Buffy just stared at them until they had all dropped their eyes. She started to walk away, trying not to hear the muttering behind her.  When “bitch” drifted to her ears, she stopped and sighed before turning around.

“Look at this from my point of view, girls. If I send you out on your own without knowing for sure that you’ve been well-prepared, then anything bad that happens to you is on me.  I didn’t prepare you for something like what happened the other night. That’s my fault. From now on, every group of trainees will practice attacking in large groups. But since it didn’t end successfully, I’m giving us all another chance to show that we know what we’re doing—you, as students, and me as your instructor.”
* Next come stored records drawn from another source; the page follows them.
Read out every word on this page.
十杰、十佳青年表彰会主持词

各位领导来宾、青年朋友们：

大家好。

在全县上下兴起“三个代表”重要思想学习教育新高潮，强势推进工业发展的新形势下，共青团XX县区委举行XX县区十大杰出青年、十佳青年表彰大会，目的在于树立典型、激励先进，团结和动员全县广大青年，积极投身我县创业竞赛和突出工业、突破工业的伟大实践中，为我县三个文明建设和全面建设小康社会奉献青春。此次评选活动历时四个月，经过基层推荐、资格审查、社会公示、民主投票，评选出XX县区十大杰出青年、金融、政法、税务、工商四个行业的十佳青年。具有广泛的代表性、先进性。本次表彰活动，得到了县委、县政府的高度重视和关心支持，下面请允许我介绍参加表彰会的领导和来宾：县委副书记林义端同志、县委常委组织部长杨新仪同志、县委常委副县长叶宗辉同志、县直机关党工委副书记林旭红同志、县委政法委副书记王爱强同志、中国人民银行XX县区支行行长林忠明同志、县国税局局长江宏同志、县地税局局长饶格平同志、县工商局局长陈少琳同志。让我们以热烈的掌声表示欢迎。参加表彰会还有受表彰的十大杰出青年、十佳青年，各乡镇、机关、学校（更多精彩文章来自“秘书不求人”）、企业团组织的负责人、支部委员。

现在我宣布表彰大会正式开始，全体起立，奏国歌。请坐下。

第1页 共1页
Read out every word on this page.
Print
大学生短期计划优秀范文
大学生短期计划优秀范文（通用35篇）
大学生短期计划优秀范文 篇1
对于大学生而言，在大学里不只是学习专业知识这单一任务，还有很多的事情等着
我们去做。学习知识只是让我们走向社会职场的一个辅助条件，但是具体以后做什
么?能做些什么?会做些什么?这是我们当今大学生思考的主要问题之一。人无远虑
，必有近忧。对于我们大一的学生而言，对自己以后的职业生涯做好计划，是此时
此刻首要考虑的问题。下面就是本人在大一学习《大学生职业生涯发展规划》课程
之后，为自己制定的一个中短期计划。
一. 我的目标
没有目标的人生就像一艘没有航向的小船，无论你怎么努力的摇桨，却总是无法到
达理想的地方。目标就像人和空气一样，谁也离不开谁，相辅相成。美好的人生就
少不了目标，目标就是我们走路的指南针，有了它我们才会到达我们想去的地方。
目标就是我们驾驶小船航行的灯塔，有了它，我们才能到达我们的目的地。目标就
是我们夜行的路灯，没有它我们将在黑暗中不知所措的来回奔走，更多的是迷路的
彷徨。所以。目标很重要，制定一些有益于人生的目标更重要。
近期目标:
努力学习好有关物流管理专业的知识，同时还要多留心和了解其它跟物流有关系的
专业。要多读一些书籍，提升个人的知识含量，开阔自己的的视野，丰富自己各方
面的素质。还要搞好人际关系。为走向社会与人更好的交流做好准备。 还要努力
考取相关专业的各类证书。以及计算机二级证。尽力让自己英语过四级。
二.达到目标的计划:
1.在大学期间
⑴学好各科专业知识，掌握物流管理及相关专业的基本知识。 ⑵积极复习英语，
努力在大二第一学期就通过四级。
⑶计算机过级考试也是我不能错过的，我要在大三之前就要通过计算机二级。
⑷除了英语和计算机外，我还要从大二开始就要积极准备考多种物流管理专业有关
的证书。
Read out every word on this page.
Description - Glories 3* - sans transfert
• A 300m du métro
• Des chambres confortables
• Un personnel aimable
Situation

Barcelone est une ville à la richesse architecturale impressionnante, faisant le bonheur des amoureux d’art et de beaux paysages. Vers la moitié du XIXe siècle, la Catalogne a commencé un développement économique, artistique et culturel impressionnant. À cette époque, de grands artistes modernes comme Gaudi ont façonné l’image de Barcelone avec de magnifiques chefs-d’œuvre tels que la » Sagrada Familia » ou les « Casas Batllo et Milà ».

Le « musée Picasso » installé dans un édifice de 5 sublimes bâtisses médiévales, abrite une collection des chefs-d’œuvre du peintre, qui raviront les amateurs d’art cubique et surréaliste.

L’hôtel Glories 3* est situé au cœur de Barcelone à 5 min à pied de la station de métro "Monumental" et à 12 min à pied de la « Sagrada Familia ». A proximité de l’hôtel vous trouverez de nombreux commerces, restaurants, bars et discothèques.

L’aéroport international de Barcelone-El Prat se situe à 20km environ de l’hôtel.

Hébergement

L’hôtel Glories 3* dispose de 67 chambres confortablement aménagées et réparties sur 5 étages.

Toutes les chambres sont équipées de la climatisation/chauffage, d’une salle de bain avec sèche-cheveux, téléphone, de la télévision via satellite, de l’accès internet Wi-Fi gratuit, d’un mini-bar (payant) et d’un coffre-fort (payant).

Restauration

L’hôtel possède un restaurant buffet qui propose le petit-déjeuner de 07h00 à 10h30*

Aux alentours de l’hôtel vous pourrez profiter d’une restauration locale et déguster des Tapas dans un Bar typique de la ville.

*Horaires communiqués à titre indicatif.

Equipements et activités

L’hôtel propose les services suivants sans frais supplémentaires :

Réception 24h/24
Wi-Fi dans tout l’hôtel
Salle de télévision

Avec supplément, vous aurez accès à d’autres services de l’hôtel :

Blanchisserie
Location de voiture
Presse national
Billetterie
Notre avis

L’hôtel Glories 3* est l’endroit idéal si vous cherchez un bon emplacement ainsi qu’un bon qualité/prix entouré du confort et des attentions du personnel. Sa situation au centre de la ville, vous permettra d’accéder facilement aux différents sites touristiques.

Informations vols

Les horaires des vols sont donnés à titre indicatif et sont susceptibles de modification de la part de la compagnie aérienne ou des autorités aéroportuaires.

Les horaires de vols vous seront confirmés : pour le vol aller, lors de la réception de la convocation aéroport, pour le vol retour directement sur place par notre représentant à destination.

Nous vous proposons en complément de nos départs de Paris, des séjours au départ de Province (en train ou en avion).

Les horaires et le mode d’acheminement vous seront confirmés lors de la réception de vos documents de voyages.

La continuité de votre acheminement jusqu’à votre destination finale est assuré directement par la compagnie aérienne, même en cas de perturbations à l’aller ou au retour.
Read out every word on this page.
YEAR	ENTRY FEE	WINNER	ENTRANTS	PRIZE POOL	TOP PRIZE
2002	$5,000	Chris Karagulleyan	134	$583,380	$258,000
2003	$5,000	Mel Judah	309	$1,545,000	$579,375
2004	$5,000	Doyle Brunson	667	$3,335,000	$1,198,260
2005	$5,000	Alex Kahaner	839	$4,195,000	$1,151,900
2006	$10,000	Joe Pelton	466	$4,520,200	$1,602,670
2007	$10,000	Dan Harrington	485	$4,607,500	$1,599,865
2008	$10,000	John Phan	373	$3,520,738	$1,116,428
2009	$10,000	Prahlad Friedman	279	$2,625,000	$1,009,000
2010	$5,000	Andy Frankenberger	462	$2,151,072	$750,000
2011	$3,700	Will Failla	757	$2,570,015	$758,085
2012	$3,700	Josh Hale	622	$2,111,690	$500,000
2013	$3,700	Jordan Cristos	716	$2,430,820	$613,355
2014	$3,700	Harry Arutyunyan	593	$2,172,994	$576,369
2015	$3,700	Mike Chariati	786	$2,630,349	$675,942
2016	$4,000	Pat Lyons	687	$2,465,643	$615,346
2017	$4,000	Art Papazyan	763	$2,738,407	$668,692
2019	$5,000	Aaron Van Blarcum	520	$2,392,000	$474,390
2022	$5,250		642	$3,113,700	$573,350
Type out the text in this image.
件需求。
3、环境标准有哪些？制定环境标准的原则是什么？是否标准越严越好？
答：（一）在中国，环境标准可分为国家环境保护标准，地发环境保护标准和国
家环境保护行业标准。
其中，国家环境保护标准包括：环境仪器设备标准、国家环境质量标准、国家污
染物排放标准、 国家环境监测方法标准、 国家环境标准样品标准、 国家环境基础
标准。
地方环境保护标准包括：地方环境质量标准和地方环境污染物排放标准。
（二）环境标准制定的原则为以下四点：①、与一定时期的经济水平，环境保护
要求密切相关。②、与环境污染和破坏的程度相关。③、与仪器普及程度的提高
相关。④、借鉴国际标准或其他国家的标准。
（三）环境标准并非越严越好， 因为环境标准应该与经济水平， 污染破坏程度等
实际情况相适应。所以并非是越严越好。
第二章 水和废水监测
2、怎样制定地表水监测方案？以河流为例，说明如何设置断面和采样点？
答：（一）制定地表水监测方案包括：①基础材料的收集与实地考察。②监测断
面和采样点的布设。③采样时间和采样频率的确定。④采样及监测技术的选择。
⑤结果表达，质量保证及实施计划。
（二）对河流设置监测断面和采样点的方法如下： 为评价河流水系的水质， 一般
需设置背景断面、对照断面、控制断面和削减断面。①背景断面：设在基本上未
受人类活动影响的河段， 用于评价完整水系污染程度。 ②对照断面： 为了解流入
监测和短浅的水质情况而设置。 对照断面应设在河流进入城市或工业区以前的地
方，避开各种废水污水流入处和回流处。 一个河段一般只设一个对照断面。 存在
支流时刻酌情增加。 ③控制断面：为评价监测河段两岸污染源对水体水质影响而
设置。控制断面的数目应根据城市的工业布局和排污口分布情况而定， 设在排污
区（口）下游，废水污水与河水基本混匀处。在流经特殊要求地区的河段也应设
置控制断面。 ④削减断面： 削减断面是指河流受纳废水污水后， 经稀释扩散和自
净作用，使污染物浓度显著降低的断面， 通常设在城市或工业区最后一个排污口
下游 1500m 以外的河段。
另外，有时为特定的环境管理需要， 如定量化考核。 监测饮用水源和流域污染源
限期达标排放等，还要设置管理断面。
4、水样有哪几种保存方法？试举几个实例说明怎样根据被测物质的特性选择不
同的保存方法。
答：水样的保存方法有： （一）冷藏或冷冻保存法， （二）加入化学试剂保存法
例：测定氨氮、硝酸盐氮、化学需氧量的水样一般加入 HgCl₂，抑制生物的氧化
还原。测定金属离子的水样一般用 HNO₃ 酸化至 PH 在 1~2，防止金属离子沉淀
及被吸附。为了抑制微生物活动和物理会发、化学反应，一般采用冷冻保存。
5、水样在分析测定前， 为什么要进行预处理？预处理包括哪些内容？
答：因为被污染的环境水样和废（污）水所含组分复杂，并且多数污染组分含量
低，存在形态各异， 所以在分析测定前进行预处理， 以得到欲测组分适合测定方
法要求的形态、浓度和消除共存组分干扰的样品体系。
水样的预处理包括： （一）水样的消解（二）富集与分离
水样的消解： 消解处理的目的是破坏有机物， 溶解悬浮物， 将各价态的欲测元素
Buffy was almost to the gate out of the compound when Gill approached her.  “Ms Summers… Buffy? Can I ask you a question?”

“Sure, Gill. What is it?”

“Why did you say the vampire was weak?”

Gill gazed at Buffy with genuine curiosity, becoming more curious by the second as Buffy stumbled for an answer, finally settling on, “I just know he was.  I’m hoping I’ll be able to explain how I know that eventually, but for right now, just trust me. He wasn’t even close to full-strength… and he wasn’t trying to kill you. Think about that the next time you’re feeling cocky about how good you are.”

Without continuing the conversation, Buffy left quickly. She was anxious to get home and make sure Dawn and ‘Bob’ hadn’t tried to kill each other; but she did remember to stop at a butcher shop and clean out the man’s supply of pig blood. After assuring him that she would be a steady customer for a while, she hurried home with a shopping bag full of chilled blood.